If you take a pre-made 5E character and give it to two separate people to play in different games from levels 3-20, there’s a good chance that the stat lines are going to look pretty identical at the end. Sure, multiclassing is an option, but some classes you wouldn’t want to. This is mainly due to the hard-and-fast 20th level cap. Multiclassing eliminates your ability to reach higher levels.

For instance, I’m currently playing a 9th level Druid/5th level Ranger. I multiclassed into Ranger to get better at fighting, and needed to take it to level 5 to get what I wanted. That means I top out at 15th level Druid, eliminating the possibility of reaching any of the abilities higher than that.

By comparison, 3.5 heavily encouraged multiclassing, with a host of prestige classes and no level cap forcing you into hard choices. If you view the rail-driven nature and 20-level cap through the lens of “sit down, play!” it makes perfect sense. It’s easy. It doesn’t require thought when leveling up because that would get in the way of game time. For long-running campaigns, though, those choices and that time spent are important.

Mechanic I Really Don’t Like

The thing I keep coming back to is simplicity, which isn’t always a bad thing, but when it comes to action economy, I am not a fan. There are so many things one can do in a turn, and all of them take exactly one action… meaning only one of them can be done. Especially at lower levels, where you have a single attack, turns in battle tend to be “I hit the thing. Ooops, I missed. Well, that’s me.” In larger parties or fighting multiple enemies, this can get boring, reductive, and disengaging.

The vast majority of spells have a casting time of one full action, thus negating any possibility of casting a spell to set up an attack or other action-like things. Additionally, the range of Druid spells of any utility are radically skewed toward spells that require concentration. Many of them require you to spend your action to use the spell while maintaining it, which gets even more boring. “Guess I’ll toss a lighting bolt at this goblin. Well, that’s me.” The bulk of the mechanics are geared toward combat, and let me tell you, combat is boooooooring.
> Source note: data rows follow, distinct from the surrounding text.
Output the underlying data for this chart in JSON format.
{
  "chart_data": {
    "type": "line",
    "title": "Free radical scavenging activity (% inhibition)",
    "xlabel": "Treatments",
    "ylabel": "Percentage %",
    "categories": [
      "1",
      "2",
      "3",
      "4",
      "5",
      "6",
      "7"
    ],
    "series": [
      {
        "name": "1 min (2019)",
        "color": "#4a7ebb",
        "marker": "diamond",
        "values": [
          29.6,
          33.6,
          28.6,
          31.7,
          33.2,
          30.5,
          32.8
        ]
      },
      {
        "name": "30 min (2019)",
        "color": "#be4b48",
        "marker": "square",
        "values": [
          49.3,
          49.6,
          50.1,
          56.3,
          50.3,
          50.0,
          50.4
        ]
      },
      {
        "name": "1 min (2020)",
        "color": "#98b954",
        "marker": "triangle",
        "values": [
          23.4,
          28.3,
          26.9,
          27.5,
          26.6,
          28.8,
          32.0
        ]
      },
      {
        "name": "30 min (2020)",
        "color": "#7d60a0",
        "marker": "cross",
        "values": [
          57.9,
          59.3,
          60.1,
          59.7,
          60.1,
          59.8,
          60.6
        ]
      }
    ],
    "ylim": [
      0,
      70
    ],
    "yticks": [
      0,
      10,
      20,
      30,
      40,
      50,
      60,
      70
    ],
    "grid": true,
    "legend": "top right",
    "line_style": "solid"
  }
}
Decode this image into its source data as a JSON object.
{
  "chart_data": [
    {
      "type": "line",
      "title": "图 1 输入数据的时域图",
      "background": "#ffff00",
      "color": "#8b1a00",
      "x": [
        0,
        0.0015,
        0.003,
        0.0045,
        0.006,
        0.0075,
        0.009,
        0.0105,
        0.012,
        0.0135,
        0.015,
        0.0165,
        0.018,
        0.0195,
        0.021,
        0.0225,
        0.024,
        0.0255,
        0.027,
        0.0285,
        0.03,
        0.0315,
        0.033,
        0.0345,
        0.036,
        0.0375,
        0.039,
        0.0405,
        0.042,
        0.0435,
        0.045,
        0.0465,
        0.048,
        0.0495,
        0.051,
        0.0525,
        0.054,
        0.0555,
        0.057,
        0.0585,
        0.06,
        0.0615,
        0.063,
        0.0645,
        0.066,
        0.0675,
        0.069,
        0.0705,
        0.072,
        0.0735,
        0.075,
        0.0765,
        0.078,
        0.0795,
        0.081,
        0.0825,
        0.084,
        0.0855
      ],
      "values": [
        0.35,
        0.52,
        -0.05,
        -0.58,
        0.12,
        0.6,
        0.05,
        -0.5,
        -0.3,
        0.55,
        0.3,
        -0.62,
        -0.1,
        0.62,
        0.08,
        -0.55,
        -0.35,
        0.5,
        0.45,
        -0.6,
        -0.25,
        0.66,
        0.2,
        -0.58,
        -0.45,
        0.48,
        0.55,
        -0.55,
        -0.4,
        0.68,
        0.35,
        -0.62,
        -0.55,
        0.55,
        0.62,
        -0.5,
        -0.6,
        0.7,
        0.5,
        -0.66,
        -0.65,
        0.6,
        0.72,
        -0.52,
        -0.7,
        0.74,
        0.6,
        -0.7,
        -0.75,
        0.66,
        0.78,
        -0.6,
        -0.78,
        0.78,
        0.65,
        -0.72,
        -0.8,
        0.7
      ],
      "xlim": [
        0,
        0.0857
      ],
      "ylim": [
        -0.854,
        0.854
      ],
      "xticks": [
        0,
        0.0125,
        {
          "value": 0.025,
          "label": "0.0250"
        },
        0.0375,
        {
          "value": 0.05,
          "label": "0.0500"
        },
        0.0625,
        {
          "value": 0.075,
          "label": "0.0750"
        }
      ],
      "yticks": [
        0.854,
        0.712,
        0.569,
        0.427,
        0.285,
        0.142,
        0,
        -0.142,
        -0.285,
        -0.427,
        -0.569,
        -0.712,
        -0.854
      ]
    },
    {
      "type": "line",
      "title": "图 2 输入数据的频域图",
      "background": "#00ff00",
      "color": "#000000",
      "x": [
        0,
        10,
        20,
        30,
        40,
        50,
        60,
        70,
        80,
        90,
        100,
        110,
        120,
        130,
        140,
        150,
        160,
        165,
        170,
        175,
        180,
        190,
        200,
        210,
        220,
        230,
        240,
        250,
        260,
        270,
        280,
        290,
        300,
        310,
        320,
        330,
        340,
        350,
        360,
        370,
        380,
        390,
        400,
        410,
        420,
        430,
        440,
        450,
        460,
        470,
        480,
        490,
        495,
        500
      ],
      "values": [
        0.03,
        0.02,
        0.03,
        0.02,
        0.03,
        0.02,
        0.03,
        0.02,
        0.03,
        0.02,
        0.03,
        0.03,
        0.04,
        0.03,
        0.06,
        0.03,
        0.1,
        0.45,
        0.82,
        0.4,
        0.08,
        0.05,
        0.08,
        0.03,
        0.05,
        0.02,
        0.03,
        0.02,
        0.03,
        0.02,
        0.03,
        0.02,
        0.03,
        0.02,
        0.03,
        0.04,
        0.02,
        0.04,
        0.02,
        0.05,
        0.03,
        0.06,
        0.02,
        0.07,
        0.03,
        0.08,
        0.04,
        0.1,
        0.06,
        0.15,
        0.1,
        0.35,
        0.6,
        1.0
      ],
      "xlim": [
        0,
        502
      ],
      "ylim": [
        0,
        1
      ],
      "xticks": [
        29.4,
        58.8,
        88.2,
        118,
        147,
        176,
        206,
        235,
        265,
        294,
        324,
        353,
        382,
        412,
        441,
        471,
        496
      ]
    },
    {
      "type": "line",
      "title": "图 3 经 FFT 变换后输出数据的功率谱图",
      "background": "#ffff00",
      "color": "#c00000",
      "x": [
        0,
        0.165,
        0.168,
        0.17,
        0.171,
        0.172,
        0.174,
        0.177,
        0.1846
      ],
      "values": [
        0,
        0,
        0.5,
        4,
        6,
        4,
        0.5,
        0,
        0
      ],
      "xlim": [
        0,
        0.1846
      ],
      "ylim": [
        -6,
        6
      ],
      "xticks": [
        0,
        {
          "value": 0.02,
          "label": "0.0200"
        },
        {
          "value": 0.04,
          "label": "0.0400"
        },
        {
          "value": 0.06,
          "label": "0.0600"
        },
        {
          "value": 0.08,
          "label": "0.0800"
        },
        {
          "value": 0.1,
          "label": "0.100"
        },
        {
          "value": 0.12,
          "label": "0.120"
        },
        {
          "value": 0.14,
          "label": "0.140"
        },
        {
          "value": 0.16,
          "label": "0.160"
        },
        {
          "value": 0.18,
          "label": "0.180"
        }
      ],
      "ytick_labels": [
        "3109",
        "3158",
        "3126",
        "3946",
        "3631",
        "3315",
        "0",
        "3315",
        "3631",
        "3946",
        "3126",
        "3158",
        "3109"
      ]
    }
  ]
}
An easy fix for that would be to make movement an action and give characters two actions on their turn. “But that would mean my 5th-level fighter could attack four times if they were locked in combat!” Yes, that is true. But tell me this isn’t cool. Let me do more on a turn than just roll a die and roll my eyes!

Mechanic I Love

My initial impression of spellcasting was “FOUR SPELLS PER LEVEL MAX?! NONSENSE!” In 3.5, you could get bonus spells for high casting attributes and be slinging 1st-level spells all over the place. But the restriction works very well when coupled with all the other spellcasting mechanics. Cantrips are cast-at-will, which is awesome. Yes, they are limited, but pick the right ones and you’ve got a reliable standby, even when you’re out of spell slots (i.e., you chose Warlock).

The ability to cast spells with higher-level slots is great as well. The Warlock class basically runs off of this, but it’s great for everything. Blew all your 1st level slots keeping your party standing with Healing Word? Cool, start tossing it at 2nd level. Now it heals more! Prior to 5E, your spells scaled with level and capped out after a bit. For instance, a fireball in 2nd edition was 1d6 per Wizard level, up to 10. Now it’s a flat 8d6, which you get at 5th level. Sure, after 8th level, it’s not as powerful… unless you upcast it.

An 11th level wizard in 5E could toss an 11d6 fireball, if they really wanted to blow that 6th-level slot. The mechanic has way more utility than that though. My Druid hasn’t used her top slot for anything other than upcasting lower-level spells to great effect.

Final Thoughts

5E is, mechanically, a really solid and well-designed game. The core motivation for its design doesn’t really work for what I want to use it for most of the time, but for one-shots or short games? Absolutely brilliant. Character creation, even with pen and paper, is rather simple, even at levels above 1. It’s fairly-well balanced, and most classes play well enough to be useful more than not. On the whole, I’d say it’s my second favorite edition to date, behind 3.5.